The remaining 11% of the supplied LNG 100 preferably enters the gas
direct-contact condenser 295 for use as an absorbent and/or
coolant. Operation of the C.sub.3 extraction column 225 and gas
direct-contact condenser 295 is discussed in greater detail
below.
[0029] The C.sub.3 extraction column 225 may include at least one
packed-bed extraction column. Approximately 30% of the LNG that
enters C.sub.3 extraction column 225 may feed directly to the top
as an absorbent. The other 70% first goes to LNG vaporizer 235
which vaporizes the LNG, the vapor then entering the C.sub.3
extraction column 225 between the two packed beds as shown and
directly enters the column 225. The C.sub.3 extraction column 225
separates C.sub.3 components from the LNG stream 100 into overhead
vapor and a C.sub.3 stream.
[0030] The overhead vapor may be a lean C.sub.1 stream analogous to
C.sub.1 rich stream 112 in FIG. 1. As such, operation of gas-direct
contact condenser 295, pump 265, LNG vaporizer 280, and lean LNG
216 is analogous to components 120, 125, 130 and 116 respectively.
Variations are also contemplated.
[0031] The C.sub.3 stream flows to the C.sub.3 flash drum 255, in
which light components flash to the top. The C.sub.3 stream from
the bottom of the flash drum 255 first depressurizes to atmospheric
pressure, is cooled with cold LNG, and feeds to the C.sub.3 storage
tanks. Liquid from the direct-contact condenser 295 is pumped via
pump 265 to pipeline required pressure of about 80 barg to about
140 barg, and flows through LNG vaporizer 280 to the export gas
pipeline.
[0032] The C.sub.3 extraction column 225 operating pressure is
preferably about 20 barg to about 50 barg. A lower operating
pressure improves separation efficiency, but increases column size.
According to one aspect of the present invention, four theoretical
stages are provided between the liquid and vapor feed and three
stages between the vapor feed and bottoms for the C.sub.1 and
C.sub.3 separation. Of course, other numbers of theoretical stages
could also be used.
[0033] In the extraction column, 90% of the C.sub.3 flows to the
column bottoms, which contains no more than 10 mole % of C.sub.1.
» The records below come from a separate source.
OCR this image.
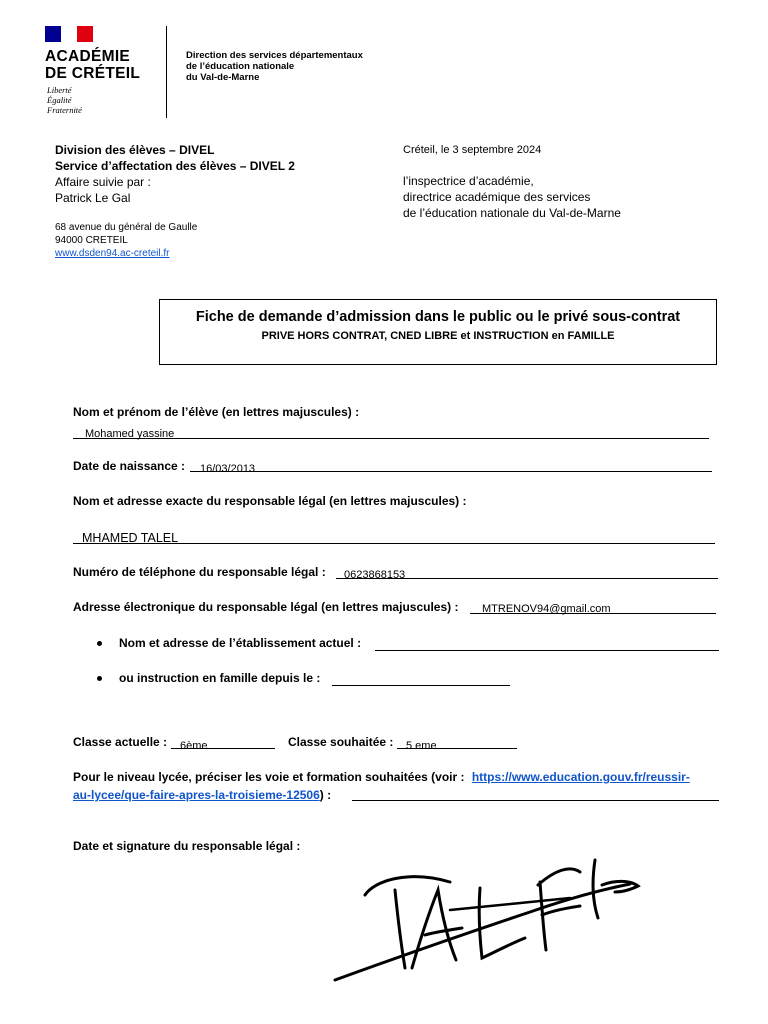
ACADÉMIE
DE CRÉTEIL
Liberté
Égalité
Fraternité
Direction des services départementaux
de l’éducation nationale
du Val-de-Marne
Division des élèves – DIVEL
Service d’affectation des élèves – DIVEL 2
Affaire suivie par :
Patrick Le Gal
68 avenue du général de Gaulle
94000 CRETEIL
www.dsden94.ac-creteil.fr
Créteil, le 3 septembre 2024
l’inspectrice d’académie,
directrice académique des services
de l’éducation nationale du Val-de-Marne
Fiche de demande d’admission dans le public ou le privé sous-contrat
PRIVE HORS CONTRAT, CNED LIBRE et INSTRUCTION en FAMILLE
Nom et prénom de l’élève (en lettres majuscules) :
Mohamed yassine
Date de naissance : 16/03/2013
Nom et adresse exacte du responsable légal (en lettres majuscules) :
MHAMED TALEL
Numéro de téléphone du responsable légal : 0623868153
Adresse électronique du responsable légal (en lettres majuscules) : MTRENOV94@gmail.com
Nom et adresse de l’établissement actuel :
ou instruction en famille depuis le :
Classe actuelle : 6ème	Classe souhaitée : 5 eme
Pour le niveau lycée, préciser les voie et formation souhaitées (voir : https://www.education.gouv.fr/reussir-
au-lycee/que-faire-apres-la-troisieme-12506) :
Date et signature du responsable légal :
Vapor leaving the C.sub.3 extraction column 225 is recondensed when
mixed with cold LNG in the gas direct-contact condenser. To ensure
that the condensed liquid is easily pumped with pump 265, cold LNG
flow to the gas direct-contact condenser 295 is at least 20% more
than vapor flow.
[0034] Preferably, LNG mixes in gas direct-contact condenser 295
with overhead vapor from the C.sub.3 extraction column 225. The
overhead vapor may be a C.sub.1 rich stream analogous to C.sub.1
rich stream 112 discussed in reference to FIG. 1. This C1 rich
stream may be mixed with the LNG stream 100 in gas direct-contact
condenser 295 to produce lean LNG 216 To ensure that condensed
liquid stays in the liquid phase, LNG leaving the direct-contact
condenser 295 may be sub-cooled at least 5 deg. C. The subcooling
requires about 11% of the cold pumpout LNG to recon-dense and
refrigerate the extractor overhead vapor. Condensed LNG is pumped
up to pipeline required pressure, regasified in LNG vaporizer 280,
and sent to the gas pipeline.
[0035] The foregoing description of various embodiments of the
invention has been presented for purposes of illustration and
description. It is not intended to be exhaustive or to limit the
invention to the precise form disclosed, and modifications and
variations are possible in light of the above teachings or may be
acquired from practice of the invention. As an example, while the
present invention discloses various embodiments as used in a LNG
receiving terminal, similar components could also be implemented at
a baseload plant. Hence, the embodiments were chosen and described
in order to explain the principles of the invention and its
practical application to enable one skilled in the art to utilize
the invention in various embodiments and with various modifications
as are suited to the particular use contemplated.